El magistrado del juzgado de instrucción 13 de Barcelona, que investiga la organización y logística del 1-O y el procés, sostiene que la Generalitat pagó los gastos asociados al desafío independentista con dinero procedente del Fondo de Liquidez Autonómica (FLA), el mecanismo de inyección económica empleado por el Estado, a través de préstamos, para que las Comunidades Autónomas puedan hacer frente a su deuda. El magistrado Juan Antonio Ramírez Sunyer sostiene de esta manera el posible delito de malversación en el que habrían incurrido los responsables del procés.

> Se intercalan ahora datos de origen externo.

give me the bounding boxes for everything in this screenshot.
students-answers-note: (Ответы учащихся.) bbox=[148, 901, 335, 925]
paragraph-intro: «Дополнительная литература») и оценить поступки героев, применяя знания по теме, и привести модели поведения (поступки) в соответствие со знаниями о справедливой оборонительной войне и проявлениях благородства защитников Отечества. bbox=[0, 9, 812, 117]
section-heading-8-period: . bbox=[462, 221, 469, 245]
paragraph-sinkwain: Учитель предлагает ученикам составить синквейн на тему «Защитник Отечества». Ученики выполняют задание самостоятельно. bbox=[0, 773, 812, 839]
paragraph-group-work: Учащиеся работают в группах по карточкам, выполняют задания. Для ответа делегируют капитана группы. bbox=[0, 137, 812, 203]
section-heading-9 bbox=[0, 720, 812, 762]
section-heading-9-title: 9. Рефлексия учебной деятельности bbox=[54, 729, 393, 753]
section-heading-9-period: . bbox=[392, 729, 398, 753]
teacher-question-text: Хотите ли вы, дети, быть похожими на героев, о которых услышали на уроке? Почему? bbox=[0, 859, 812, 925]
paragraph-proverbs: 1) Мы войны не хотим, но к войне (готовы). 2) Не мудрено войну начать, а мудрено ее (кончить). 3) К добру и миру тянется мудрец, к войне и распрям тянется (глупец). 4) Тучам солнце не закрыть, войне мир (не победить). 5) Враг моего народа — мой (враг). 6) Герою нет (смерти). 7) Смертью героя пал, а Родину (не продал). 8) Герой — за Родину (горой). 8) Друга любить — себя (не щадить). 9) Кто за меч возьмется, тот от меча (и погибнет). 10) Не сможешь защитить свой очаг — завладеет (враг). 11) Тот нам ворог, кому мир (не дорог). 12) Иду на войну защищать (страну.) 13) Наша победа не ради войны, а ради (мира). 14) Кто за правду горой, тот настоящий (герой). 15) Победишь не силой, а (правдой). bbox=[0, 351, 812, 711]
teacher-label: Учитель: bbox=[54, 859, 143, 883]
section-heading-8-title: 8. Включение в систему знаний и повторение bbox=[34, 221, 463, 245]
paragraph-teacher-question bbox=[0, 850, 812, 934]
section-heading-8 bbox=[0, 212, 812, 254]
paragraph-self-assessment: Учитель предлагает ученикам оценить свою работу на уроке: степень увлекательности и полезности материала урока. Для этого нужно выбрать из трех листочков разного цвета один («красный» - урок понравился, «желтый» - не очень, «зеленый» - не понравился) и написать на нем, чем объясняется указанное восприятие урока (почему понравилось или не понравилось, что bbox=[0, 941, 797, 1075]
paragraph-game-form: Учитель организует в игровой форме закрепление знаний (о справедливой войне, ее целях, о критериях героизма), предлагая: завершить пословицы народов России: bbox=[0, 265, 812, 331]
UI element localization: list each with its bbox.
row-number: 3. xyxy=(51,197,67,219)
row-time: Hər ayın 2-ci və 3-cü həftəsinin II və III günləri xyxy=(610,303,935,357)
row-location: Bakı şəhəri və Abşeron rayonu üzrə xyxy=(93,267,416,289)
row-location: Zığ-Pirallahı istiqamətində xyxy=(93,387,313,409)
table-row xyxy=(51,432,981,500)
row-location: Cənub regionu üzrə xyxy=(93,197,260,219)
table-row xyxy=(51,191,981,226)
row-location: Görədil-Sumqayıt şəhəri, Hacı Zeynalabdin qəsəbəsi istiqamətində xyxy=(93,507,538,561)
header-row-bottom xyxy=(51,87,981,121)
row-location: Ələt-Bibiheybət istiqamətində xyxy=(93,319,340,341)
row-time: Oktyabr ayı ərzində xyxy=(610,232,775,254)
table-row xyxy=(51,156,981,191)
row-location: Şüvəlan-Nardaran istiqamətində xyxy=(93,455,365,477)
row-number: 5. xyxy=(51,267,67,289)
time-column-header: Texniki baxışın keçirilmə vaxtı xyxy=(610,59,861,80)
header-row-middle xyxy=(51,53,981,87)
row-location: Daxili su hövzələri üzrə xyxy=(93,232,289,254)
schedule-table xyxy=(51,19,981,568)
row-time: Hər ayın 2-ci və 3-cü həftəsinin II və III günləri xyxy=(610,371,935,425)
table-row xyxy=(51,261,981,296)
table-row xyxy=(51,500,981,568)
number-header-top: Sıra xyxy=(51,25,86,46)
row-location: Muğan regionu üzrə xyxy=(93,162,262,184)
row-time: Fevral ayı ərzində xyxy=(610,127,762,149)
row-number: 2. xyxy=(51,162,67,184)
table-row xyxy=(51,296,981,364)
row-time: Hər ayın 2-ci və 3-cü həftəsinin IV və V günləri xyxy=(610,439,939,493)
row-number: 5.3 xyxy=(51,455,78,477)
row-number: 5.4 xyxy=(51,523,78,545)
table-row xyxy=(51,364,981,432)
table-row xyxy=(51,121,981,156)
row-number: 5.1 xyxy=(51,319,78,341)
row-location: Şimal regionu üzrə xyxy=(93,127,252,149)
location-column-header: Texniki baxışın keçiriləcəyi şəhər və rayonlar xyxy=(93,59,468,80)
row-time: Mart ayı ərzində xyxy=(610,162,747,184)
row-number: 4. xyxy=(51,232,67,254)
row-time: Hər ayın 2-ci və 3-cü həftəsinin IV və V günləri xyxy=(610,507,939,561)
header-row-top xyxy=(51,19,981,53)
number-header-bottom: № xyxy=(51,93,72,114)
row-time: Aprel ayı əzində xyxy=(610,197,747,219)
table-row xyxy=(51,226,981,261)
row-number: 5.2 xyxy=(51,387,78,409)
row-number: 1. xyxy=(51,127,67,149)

En un auto adelantado este miércoles por El Confidencialel juez asegura que «parte de los pagos» o incluso la totalidad de ellos se efectuaron con dinero procedente de esta vía, ya que es una de las principales fuentes de ingresos de la Generalitat. Sunyer recuerda que la Generalitat lleva ingresando estas partidas desde 2012 y que los hechos investigados se remontan a la consulta del 9-N de 2014. «Resulta evidente que el importe destinado a la celebración de la consulta debe atribuirse, en parte, al crédito obtenido del FLA», argumenta el magistrado.

Cataluña recibió por esta vía 6.665 millones en 2012, 10.051 en 2013, 7.913 en 2014, 11.134 en 2015, 10.090 en 2016 y 7.757 en 2017. «Ante la imposibilidad de atribuir un gasto concreto a una determinada partida de ingreso, cualquier gasto debe imputarse, por lo menos y en la proporción que corresponda, al importe del FLA percibido ese año», añade el magistrado en el auto.

El titular del juzgado de instrucción 13 dice que los indicios del delito de malversación resultan «evidentes» y, aunque no da cifras concretas, sí coloca el dinero presuntamente malversado por encima de los 250.000 euros. Además, apunta a la posibilidad de que éstos gastos se efectuaran a través de personas o partidas interpuestas, con el objetivo de ser disimulados.

La justicia también investiga, desde hace semanas, facturas emitidas por la delegación de la Generalitat en Bruselas. Y sospecha, concretamente, que gastara cerca de 120.000 euros en financiar a la misión de observadores internacionales presuntamente neutrales que llegaron a Cataluña para monitorizar la jornada del referéndum ilegal del 1 de octubre.